After the rehearsal a group of Mummers in full costume went racketing round the village with Old Hob, kicking milk bottles over and making dogs bark. They were still at it after midnight. Molly was late in bed again. She slammed her bedroom window shut and pulled the curtains across quite viciously. Tony Edge’s raucous bellows were too much for her tonight.
Her best and oldest friend was dead. There had been Brierleys in Stang for two hundred years, and her friend Kath was the last. She’d never married, and her brother Wilfred had had a family of girls. Kath was the last of the line and the name had died with her.
It was the breaking of one pattern that the Edges neither cried about nor understood. They didn’t have friends, they simply stuck together like glue, and as thick as thieves.
As she climbed into bed Molly heard Oliver coughing in the room next door. That child worried her. Winnie Webster had been on the phone earlier that evening to report that he’d managed to upset the Edges – he’d wanted to be in the play or something. Perhaps now the Masseys had gone everything might calm down a bit, but she didn’t feel very convinced about it. She still wondered about these three children and their role in things, especially Oliver’s. That boy was wise beyond his years and although he was the quietest of them all she felt he was a disturbing influence somehow.
She fell asleep thinking about the old days, and about Kath Brierley. She’d known Molly all her life, she’d even taught her in Sunday School, more than sixty years ago. Death had come to the village tonight, and the saying round here was that it never came alone. Its victim was old and tired, and she’d been ill for a long time now. But it w
as still death.
CHAPTER FIFTEEN
Two days later Molly set her alarm to go off earlier than usual, and got up while Rose and the three children were still asleep. She was going to do a firing and she hadn’t quite finished packing the shelves of the kiln. It was a tricky operation, especially with her unsteady, arthritic hands, and she needed peace and quiet to concentrate.
Stang was unusually quiet. The Easter holidays had started at last so there would be no chattering schoolchildren hanging about on the green, waiting for the early bus into Ranswick. It would be some time before they shook themselves awake this morning and began careering round the village on bikes. Oddly enough, though, Sid Edge was already up and about, lolling against the window of his uncles’ shop and looking up and down the street.
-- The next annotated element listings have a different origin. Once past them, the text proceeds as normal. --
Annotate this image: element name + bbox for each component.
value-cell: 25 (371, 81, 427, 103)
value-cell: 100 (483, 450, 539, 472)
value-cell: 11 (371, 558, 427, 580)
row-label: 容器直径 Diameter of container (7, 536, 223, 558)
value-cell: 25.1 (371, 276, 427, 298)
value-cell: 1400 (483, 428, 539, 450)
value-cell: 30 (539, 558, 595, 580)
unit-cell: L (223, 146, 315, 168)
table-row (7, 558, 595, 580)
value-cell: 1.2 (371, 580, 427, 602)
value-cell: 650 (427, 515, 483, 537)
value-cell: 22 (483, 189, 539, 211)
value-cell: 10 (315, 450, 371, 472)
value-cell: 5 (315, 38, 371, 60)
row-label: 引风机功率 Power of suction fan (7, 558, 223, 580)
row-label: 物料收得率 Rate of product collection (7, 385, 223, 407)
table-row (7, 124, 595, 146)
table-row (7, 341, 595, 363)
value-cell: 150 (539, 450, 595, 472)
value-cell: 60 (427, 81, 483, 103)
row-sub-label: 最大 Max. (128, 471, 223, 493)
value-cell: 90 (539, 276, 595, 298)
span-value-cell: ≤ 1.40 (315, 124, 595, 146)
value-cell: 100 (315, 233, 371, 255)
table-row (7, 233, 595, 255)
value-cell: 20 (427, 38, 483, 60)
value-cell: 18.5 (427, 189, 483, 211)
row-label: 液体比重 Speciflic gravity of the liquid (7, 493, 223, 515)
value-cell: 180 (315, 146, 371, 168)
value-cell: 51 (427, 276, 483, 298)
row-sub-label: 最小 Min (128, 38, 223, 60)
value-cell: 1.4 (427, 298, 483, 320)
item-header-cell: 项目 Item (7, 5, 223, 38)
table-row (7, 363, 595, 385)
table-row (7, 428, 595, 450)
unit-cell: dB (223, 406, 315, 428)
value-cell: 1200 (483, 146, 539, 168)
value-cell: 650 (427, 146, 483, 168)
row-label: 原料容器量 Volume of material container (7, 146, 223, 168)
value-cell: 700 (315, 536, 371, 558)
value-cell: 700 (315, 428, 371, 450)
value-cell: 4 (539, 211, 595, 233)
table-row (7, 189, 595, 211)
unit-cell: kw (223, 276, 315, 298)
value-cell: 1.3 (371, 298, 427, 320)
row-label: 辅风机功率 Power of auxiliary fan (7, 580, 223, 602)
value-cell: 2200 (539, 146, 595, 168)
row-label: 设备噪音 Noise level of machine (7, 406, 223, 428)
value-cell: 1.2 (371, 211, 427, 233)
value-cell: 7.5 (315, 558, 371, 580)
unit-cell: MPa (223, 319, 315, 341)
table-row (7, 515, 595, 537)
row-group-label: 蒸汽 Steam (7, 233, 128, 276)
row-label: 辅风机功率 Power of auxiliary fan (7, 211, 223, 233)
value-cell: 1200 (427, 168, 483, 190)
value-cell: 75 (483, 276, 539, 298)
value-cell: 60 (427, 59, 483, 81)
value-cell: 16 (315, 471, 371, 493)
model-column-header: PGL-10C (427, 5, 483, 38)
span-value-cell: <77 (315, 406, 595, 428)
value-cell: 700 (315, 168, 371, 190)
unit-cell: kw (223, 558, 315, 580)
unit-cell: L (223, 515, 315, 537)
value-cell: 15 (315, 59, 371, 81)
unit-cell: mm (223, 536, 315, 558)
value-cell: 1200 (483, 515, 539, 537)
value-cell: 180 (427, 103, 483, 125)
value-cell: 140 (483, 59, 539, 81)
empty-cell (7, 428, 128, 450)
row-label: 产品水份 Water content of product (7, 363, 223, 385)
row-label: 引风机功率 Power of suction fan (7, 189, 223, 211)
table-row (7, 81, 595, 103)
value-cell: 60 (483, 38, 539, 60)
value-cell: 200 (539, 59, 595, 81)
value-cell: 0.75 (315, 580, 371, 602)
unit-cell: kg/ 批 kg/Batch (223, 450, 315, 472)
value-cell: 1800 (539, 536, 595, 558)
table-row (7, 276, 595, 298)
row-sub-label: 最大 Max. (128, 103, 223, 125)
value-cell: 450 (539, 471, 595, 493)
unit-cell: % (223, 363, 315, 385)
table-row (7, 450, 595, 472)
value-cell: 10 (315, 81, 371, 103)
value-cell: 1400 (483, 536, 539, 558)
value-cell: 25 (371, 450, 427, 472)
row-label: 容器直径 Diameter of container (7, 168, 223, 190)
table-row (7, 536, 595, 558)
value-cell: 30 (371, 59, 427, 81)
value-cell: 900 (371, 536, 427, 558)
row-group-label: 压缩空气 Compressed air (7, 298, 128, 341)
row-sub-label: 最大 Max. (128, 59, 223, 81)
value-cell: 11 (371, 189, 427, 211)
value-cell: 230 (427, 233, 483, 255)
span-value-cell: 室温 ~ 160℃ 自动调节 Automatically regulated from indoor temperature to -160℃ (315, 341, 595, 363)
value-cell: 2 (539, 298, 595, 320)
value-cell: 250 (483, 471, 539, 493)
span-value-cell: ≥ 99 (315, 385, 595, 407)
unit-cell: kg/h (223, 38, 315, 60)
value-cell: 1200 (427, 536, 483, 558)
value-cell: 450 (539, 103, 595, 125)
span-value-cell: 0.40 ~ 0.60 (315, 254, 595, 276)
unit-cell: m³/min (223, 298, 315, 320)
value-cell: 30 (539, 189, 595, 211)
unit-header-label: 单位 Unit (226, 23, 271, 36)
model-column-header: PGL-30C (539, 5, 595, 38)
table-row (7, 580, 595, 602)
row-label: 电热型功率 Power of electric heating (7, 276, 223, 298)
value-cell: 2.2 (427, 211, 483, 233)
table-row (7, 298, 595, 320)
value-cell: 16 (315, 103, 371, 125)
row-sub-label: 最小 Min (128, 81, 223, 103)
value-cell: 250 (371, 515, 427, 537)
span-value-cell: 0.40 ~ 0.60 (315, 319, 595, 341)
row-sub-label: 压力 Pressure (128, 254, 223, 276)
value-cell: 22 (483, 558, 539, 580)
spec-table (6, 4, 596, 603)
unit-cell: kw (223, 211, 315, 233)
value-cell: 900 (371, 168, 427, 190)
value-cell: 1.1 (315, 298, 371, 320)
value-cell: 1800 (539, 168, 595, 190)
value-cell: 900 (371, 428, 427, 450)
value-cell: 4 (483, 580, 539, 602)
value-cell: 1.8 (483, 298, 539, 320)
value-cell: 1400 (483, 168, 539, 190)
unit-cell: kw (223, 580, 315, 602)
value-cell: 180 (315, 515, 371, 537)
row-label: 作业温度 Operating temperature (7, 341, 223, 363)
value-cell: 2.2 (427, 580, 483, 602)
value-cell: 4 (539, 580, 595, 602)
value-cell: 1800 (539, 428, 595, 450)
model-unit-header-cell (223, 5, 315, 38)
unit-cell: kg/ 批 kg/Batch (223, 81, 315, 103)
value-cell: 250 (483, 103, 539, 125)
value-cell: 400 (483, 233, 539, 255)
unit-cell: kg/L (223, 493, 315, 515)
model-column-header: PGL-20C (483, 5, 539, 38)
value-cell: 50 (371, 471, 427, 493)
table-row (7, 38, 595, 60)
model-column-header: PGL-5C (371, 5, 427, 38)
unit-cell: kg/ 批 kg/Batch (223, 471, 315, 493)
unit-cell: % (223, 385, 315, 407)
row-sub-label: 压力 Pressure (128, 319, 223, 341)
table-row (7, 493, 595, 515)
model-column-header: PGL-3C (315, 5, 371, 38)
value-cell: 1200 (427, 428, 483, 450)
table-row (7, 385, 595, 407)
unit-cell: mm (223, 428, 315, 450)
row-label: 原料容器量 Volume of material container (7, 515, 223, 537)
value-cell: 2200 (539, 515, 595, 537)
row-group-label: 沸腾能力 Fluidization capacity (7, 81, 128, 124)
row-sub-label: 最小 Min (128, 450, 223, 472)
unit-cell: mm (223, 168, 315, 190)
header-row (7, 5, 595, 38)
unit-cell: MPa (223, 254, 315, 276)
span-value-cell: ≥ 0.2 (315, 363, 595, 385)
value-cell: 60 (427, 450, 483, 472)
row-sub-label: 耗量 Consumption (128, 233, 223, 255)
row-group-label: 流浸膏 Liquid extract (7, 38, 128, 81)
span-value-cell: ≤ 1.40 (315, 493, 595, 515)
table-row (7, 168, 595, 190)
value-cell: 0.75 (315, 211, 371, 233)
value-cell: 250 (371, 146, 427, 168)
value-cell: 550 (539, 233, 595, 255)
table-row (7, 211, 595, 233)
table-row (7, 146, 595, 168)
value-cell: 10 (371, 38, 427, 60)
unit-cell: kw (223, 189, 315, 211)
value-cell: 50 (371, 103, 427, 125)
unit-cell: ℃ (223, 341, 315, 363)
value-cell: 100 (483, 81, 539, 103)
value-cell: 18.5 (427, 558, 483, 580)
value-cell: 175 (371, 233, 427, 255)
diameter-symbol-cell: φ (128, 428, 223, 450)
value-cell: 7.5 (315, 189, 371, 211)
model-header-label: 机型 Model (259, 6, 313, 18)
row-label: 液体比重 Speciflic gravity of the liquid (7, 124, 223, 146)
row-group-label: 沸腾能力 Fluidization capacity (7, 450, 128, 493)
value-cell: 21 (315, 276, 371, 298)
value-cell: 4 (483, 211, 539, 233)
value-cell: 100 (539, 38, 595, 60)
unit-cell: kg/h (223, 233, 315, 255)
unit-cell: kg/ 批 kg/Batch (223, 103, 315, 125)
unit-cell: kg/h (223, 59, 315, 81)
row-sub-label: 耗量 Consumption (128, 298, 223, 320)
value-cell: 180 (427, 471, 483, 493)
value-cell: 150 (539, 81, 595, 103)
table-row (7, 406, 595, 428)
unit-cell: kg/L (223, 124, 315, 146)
He was no doubt waiting for a victim to come along to be shown the wonders of his brand-new racer. There couldn’t be any other reason for getting up so early, Molly decided. It was his birthday on Saturday, she remembered, the same day they were going to bury Kath Brierley. Not that an old woman’s funeral would interest the Edges.
She was watching Sid from the front parlour window, and she noticed that he kept glancing across at the house. All the Edges had this nasty habit of spying, and she’d never really got used to it, not after fifty years of living in Stang. She waited till he was looking along the street again, then dropped the window curtain. She didn’t intend to give him any information whatever about her activities.
As she went back into the flagged hall she suddenly thought of something and walked to the front door, clicking her tongue with annoyance. One of the poodles had gone missing yet again, yesterday morning; it was Dotty of course, and this time she hadn’t been shut in the airing cupboard, or anywhere else in the house. The children had hunted all over the village, but there’d been no sign of her, and they’d gone to bed last night with the dog still missing.